Я отступил назад. Сэм выпустила мою руку.

— Что с вами? — спросила она. — Вы словно привидение увидели.

Так оно и было.

После этого мы оба могли бы ощутить неловкость. Но нет. Сэм закончила с готовкой. Мы ели, разговаривали, пили вино — вообще вели себя так, точно ничего не произошло.

Я рассыпался в похвалах безымянной вермишели Сэм, настоял на том, что приберусь и помою посуду, а потом увидел, что Сэм пытается справиться с зевотой.

— Думаю, мне уже пора быть в постели, — сказала она. — Вы не окажете мне услугу, не проводите до такси?

— Я поступлю гораздо благороднее, — сказал я. — Провожу вас до дому.

— Что за глупости. В этом нет никакой необходимости.

— И все-таки провожу. Во имя всеобщего джентльменства.

Она выставила вперед подбородок:

— Хорошо. Но имейте в виду, я живу в верхнем Вест-Сайде.

— Ой, напугали!

Она рассмеялась, взялась за сумочку. Я прихватил свой плащ и ее накидку. Мы вышли из квартиры, спустились на лифте, дошли до угла улицы и сели в такси.

— Пятьдесят шестая, угол Западной Восемьдесят первой, к западу от Центрального парка, — сообщила водителю Сэм. Я добавил, что поеду обратно. Машина тронулась.

Мы разговаривали о новых фильмах. Она смотрела их во множестве, я не видел почти ни одного.

Мы остановились на светофоре. За окном светилась вывеска какой-то студии йоги.

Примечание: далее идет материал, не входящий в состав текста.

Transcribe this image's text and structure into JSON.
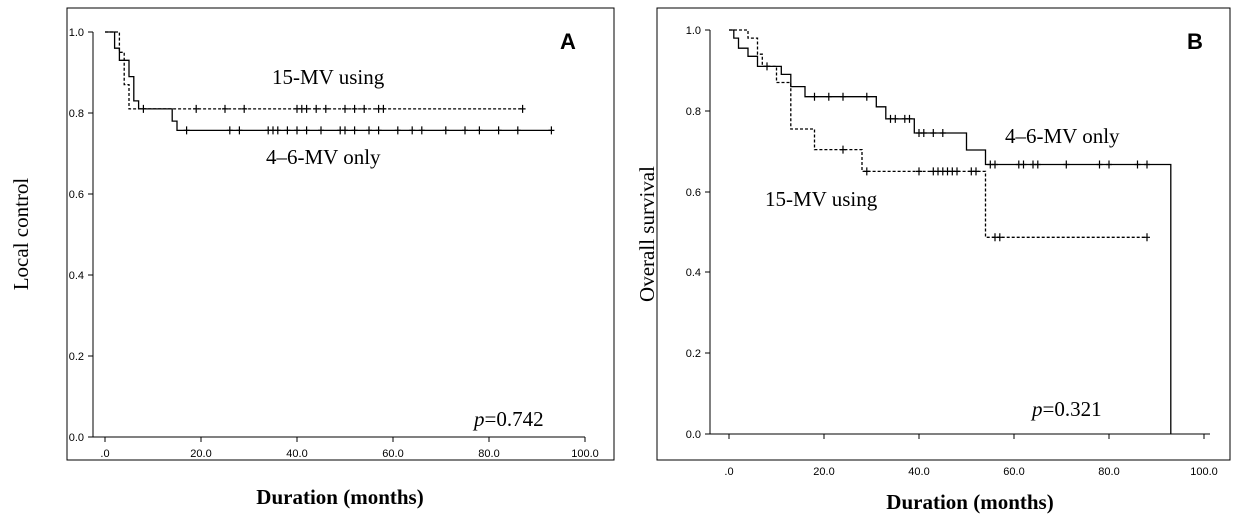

— Я действительно ненавижу его, Дэвид, — сказала она, когда загорелся зеленый и машина поехала снова.

— Потому вам и следует всерьез обдумать то, о чем мы говорили. Вы можете выбраться из этого… вместе с сыном.

— Послушать вас, так это проще простого.

— Просто не будет. Я знаю. Но я могу помочь вам пройти через это.

Такси остановилось. Угол 56-й и Западной 81-й.

— Дом, милый дом, — саркастически произнесла Сэм.

Я смотрел на ее особняк. Кирпичный, с колоннами. Высокие окна. Ящики для цветов. Прямо над входом — огромный каменный орел с распростертыми крыльями.

— Знаю-знаю, птичка великовата, — сказала она. — Скажем так: не я ее выбирала.

Она повернулась ко мне. Снова то же. Вблизи друг от друга, лицом к лицу. Искушение опять тут как тут. Хотя на этот раз отвернуться мне было легче. Опыт уже имелся.

— Ну что же, до четверга? — сказал я.

— Да, до четверга, — ответила она и собралась вылезать из машины.

— Подождите, я провожу вас до двери.

— Не надо. — Она улыбнулась и накрыла своей ладонью мою. — Спасибо, Дэвид. Спасибо за все.

Я смотрел, как она выходит из машины, идет к двери особняка. Она порылась в сумочке, нашла ключи, помахала мне рукой. Такси отъехало, но я еще успел в последний раз взглянуть на нее. На Сэм Кент. Такую красивую. Такую доступную.

Мою пациентку.

Две ночи спустя меня разбудил телефонный звонок. Времени было около двух тридцати. Я снял трубку.

— Алло?

На другом конце молчали.

— Алло? — повторил я.

И наконец послышался голос — голос Сэм.

— Я сделала это, — тихо сказала она.

— О чем вы? Что сделали? Ушли от мужа?

— Нет, Дэвид, — ответила она. — Убила его.

Я подскочил на постели.

— Сэм, где вы? — спросил я. И услышал тихий плач.

— Дома.

— Послушайте. Вы не трогали снотворное?

Ответа не последовало.

— Черт, Сэм. Отвечайте! — во все горло заорал я. Мне нужно было знать, не пытается ли она покончить с собой… снова.

— Это был единственный путь, Дэвид, — прошептала она. — Единственный.

Я услышал глухой удар. Телефон упал на пол.